The MCPB manifests declare a Python runtime and execute through uv, so compatible hosts can
install dependencies from pyproject.toml instead of relying on a user-managed Python setup.
Default PDF processing is local. The deterministic converter does not upload document contents or call external APIs. Optional OCR runs locally when the user has installed OCR dependencies.
When style_engine=sampling or postprocess_engine=sampling is enabled through MCP, the host
LLM may receive bounded style hints or card text snippets so it can return validated style-token
or boundary-operation plans. Use deterministic fixed/pdf style and postprocess_engine=none
when no document-derived text should leave the local process.
Published readers may contain extracted PDF text, source-page images, table/figure/formula crops, and any included public notes or highlights. Only publish generated readers when you have the rights to share the source document content and your annotations.
See docs/how-it-works.html for a self-contained visual explainer
of the conversion pipeline, including page rendering, table/figure crops, overlap suppression,
text-card merging, and standalone HTML output.

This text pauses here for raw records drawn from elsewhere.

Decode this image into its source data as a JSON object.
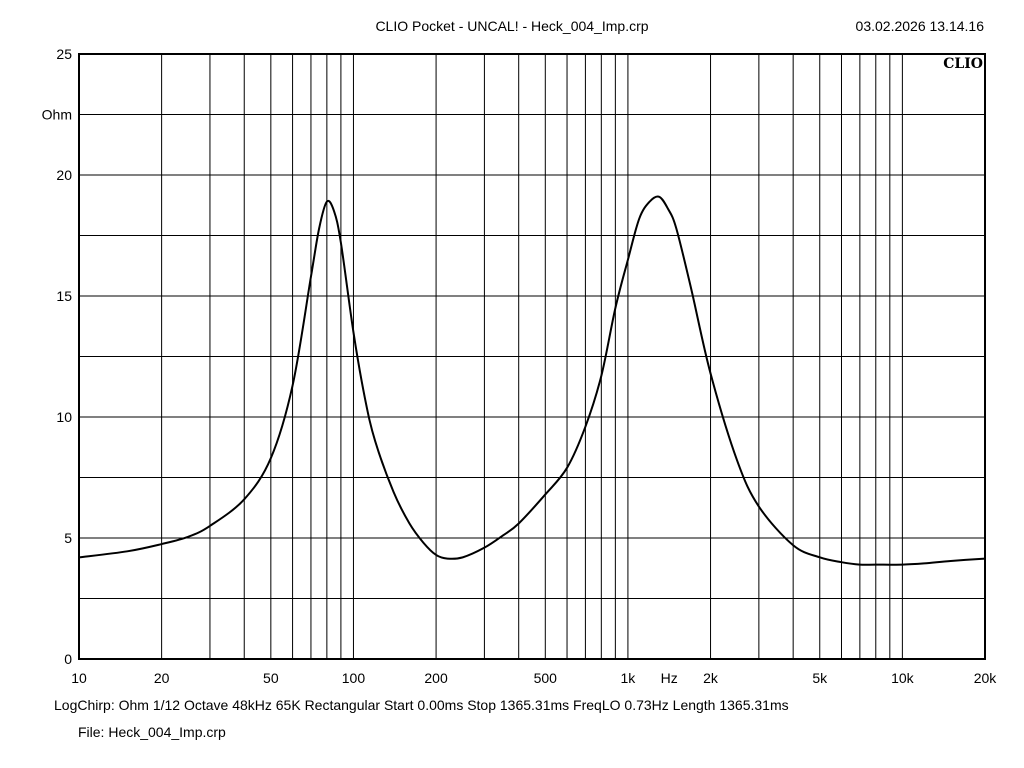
{
  "header": {
    "title": "CLIO Pocket - UNCAL! - Heck_004_Imp.crp",
    "datetime": "03.02.2026 13.14.16"
  },
  "logo_text": "CLIO",
  "footer": {
    "info": "LogChirp:  Ohm   1/12 Octave   48kHz   65K   Rectangular   Start 0.00ms    Stop 1365.31ms    FreqLO 0.73Hz    Length 1365.31ms",
    "file": "File: Heck_004_Imp.crp"
  },
  "chart_data": {
    "type": "line",
    "xscale": "log",
    "xlim": [
      10,
      20000
    ],
    "ylim": [
      0,
      25
    ],
    "xlabel": "Hz",
    "ylabel": "Ohm",
    "grid": true,
    "x_ticks": [
      {
        "value": 10,
        "label": "10"
      },
      {
        "value": 20,
        "label": "20"
      },
      {
        "value": 50,
        "label": "50"
      },
      {
        "value": 100,
        "label": "100"
      },
      {
        "value": 200,
        "label": "200"
      },
      {
        "value": 500,
        "label": "500"
      },
      {
        "value": 1000,
        "label": "1k"
      },
      {
        "value": 2000,
        "label": "2k"
      },
      {
        "value": 5000,
        "label": "5k"
      },
      {
        "value": 10000,
        "label": "10k"
      },
      {
        "value": 20000,
        "label": "20k"
      }
    ],
    "y_ticks": [
      {
        "value": 0,
        "label": "0"
      },
      {
        "value": 5,
        "label": "5"
      },
      {
        "value": 10,
        "label": "10"
      },
      {
        "value": 15,
        "label": "15"
      },
      {
        "value": 20,
        "label": "20"
      },
      {
        "value": 25,
        "label": "25"
      }
    ],
    "series": [
      {
        "color": "#000000",
        "x": [
          10,
          15,
          20,
          25,
          30,
          40,
          50,
          60,
          70,
          75,
          80,
          85,
          90,
          100,
          110,
          120,
          140,
          160,
          180,
          200,
          220,
          250,
          300,
          350,
          400,
          500,
          600,
          700,
          800,
          900,
          1000,
          1100,
          1200,
          1300,
          1400,
          1500,
          1700,
          2000,
          2500,
          3000,
          4000,
          5000,
          6000,
          7000,
          8000,
          10000,
          12000,
          15000,
          20000
        ],
        "y": [
          4.2,
          4.45,
          4.75,
          5.05,
          5.5,
          6.6,
          8.3,
          11.3,
          15.8,
          17.8,
          18.9,
          18.5,
          17.2,
          13.5,
          10.8,
          9.0,
          6.9,
          5.6,
          4.8,
          4.3,
          4.15,
          4.2,
          4.6,
          5.1,
          5.6,
          6.8,
          7.9,
          9.6,
          11.7,
          14.5,
          16.5,
          18.2,
          18.9,
          19.1,
          18.6,
          17.8,
          15.3,
          11.8,
          8.2,
          6.3,
          4.7,
          4.2,
          4.0,
          3.9,
          3.9,
          3.9,
          3.95,
          4.05,
          4.15
        ]
      }
    ]
  }
}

All detected tables are rendered as image cards. The converter uses pdfplumber to find table
regions and can optionally use gmft/Table Transformer for stronger local detection. It then
uses pypdfium2 to rasterize only the source table region into PNG. Captions are preserved as
reader text and alt text, but the table itself remains an image so layout and numeric alignment
survive conversion.
If a document mentions tables but no reliable table regions are found, the manifest includes a warning so callers can decide whether to inspect the source pages.
Display formulas are treated as image cards when the PDF exposes them as centered, formula-like text blocks. The extracted formula string is retained for alt/search metadata, but the reader shows the source crop so subscripts, superscripts, arrows, and math spacing remain faithful.